Poche creature musicali hanno segnato gli ultimi venti anni con la stessa carica innovativa, la stessa continuità e lo stesso vigore con cui i Nine Inch Nails hanno segnato in modo indelebile gli anni 90 e i successivi. La loro carriera, fatta di album indispensabili come Pretty Hate Machine, The Downward Spiral e The Fragile si era messa in pausa nel 2009, dopo il trionfale “Wave Goodbye tour” che li vide girare in tutto il mondo per una presunta ultima volta. Ma la storia della musica pullula di falsi allarmi e di ritiri annunciati che, in certi casi soprattutto, non sono fortunatamente rispettati. E’ per questo che il fatto che Trent Reznor negli ultimi quattro anni non avesse perso il vizio di fare musica (e di farla sempre alla grandissima), firmando colonne sonore e progetti paralleli, ha sempre rassicurato i fan della sua creatura primigenia. Ebbene, nel mare magnum di reunion e band che incidono un album dopo millenni, in questo 2013 non potevano mancare il ritorno degli alfieri dell’industrial duro e sensibile, non potevano mancare i Nine Inch Nails formazione rinnovata con Eric Avery dei Jane’s Addiction, Adrian Belew dei King Crimson e Josh Eustis dei Telefon Tel Aviv ad affiancare gli storici membri del gruppo Alessandro Cortini e Ilan Rubin (insieme naruralmente al vecchio caro Trent).
Poche chiacchiere per dire da subito che Hesitation Marks, ottava creatura della band americana, è un disco buono ma non epocale, rappresenta un gradito ritorno, ma non certo un tassello indispensabile, piuttosto la speranza che in futuro i nostri eroi sapranno regalarci altre emozioni forti e indelebili. Ma andiamo con ordine: alla pressione del tasto play si viene immersi nel breve intro noise-suspence di The Eater Of Dreams che apre al beat elettronico e aggrovigliato di Copy of A: “I am just a copy of a copy of a copy / Everything I say has come before“ canta Trent con voce lieve su un groove a spirale che si inspessisce secondo dopo secondo. E l’inizio promette piuttosto bene. La già nota Came back haunted presa un po’ in prestito dai vecchi brani della band si lascia ascoltare, iniettando ulteriore carica nell’ascoltatore, ma è con Find My Way che arriva il primo brivido: teso ed intimo, uno di quei brani che tirano fuori l’anima sensibile di Reznor e servono a scaricarsi tra un’urto violento e l’altro, ma a questo giro a quanto pare, di canzoni da urto ce ne sono ben poche e l’intero album gravita in una bolla di attesa che non riesce mai a scoppiare e a diventare rabbia.

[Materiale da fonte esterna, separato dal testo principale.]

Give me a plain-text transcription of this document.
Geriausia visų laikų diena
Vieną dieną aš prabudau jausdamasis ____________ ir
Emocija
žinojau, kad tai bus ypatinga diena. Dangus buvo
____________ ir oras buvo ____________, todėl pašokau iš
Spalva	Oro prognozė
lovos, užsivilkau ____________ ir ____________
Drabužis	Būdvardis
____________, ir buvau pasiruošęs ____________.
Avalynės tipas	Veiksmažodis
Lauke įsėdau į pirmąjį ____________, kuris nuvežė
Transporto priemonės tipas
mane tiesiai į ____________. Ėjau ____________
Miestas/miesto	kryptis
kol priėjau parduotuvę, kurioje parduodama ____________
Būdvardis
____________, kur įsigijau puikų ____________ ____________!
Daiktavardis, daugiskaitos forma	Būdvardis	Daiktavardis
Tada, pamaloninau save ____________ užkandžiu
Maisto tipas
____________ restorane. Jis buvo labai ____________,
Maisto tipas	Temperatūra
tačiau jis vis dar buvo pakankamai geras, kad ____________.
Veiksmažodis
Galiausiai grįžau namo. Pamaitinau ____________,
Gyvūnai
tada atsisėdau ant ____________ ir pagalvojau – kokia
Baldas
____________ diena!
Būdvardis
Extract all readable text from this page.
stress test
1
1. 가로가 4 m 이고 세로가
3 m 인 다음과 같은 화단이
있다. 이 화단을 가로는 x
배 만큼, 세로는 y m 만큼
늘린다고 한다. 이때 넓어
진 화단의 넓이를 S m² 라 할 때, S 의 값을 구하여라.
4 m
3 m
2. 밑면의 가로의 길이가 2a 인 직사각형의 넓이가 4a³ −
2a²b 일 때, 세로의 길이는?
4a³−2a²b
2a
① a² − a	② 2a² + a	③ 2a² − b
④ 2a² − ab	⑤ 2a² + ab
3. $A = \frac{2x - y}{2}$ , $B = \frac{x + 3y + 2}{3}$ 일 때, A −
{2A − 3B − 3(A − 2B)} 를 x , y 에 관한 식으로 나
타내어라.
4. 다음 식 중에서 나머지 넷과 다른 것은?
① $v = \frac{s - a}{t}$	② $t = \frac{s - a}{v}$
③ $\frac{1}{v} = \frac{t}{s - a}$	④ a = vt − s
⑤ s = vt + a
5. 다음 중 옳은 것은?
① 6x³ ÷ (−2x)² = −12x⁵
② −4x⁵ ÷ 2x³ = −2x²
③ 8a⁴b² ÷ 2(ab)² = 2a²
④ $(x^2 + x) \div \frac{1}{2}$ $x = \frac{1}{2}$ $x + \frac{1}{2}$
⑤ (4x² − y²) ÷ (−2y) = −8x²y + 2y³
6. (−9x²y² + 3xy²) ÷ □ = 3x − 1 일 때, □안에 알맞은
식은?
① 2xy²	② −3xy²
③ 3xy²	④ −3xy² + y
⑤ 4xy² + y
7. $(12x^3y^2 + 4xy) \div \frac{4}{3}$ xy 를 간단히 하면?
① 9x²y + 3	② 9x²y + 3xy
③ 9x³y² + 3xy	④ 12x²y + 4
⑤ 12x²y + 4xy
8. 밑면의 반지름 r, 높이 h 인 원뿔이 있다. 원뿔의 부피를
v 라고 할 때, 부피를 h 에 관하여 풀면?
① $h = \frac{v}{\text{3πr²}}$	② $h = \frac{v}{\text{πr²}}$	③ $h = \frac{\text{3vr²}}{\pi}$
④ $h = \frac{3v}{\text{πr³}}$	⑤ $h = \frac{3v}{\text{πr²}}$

C’è meno violenza e tanta elettronica di ambiente a farcire le canzoni, e le schitarrate si scorgono solo nel bel mezzo di incastri di beat dal sapore più mite, come nel crescendo di All Time Low che a tratti strizza l’occhio a Closer e a tratti sembra uscita da un disco hip-hop. Il nuovo lavoro dei NIN può essere idealmente diviso in due parti: la prima più fresca e di attacco e la seconda, un po’ più ostica e stanca, a fare da spartiacque è probabilmente Everything, decisamente il punto più basso dell’album, in cui i nostri si lanciano in un’imbarazzante cavalcata degna della peggiore tradizione pop-punk, con richiami a brani del loro passato di ben altro spessore. Non mancano brani interessanti come Disappointed e Satellite, che riescono nell’ardua impresa di uscire dalla prevedibilità, o quantomeno di scansarla con arrangiamenti destabilizzanti. Ma è la coda del disco a soffrire maggiormente di stanchezza e a rifugiarsi in canzoni facili e prevedibili (vedi Various Methods Of Escape e I Would For You). L’ultima gemma di qualità è quella While I’m Still Here che, approfittando del messaggio nascosto nel titolo, sembra voler far capire a chi ascolta che i Nine Inch Nails sanno scrivere ancora brani di grande qualità e che tutto quello ascoltato fin qui resta solo un assaggio.
Speriamo arrivi presto un piatto più succulento, che in fondo lo sappiamo tutti che quel genio di Trent Reznor ha ancora molte cartucce da sparare. Le unghie sono state affilate, ora vogliamo sentirle graffiare.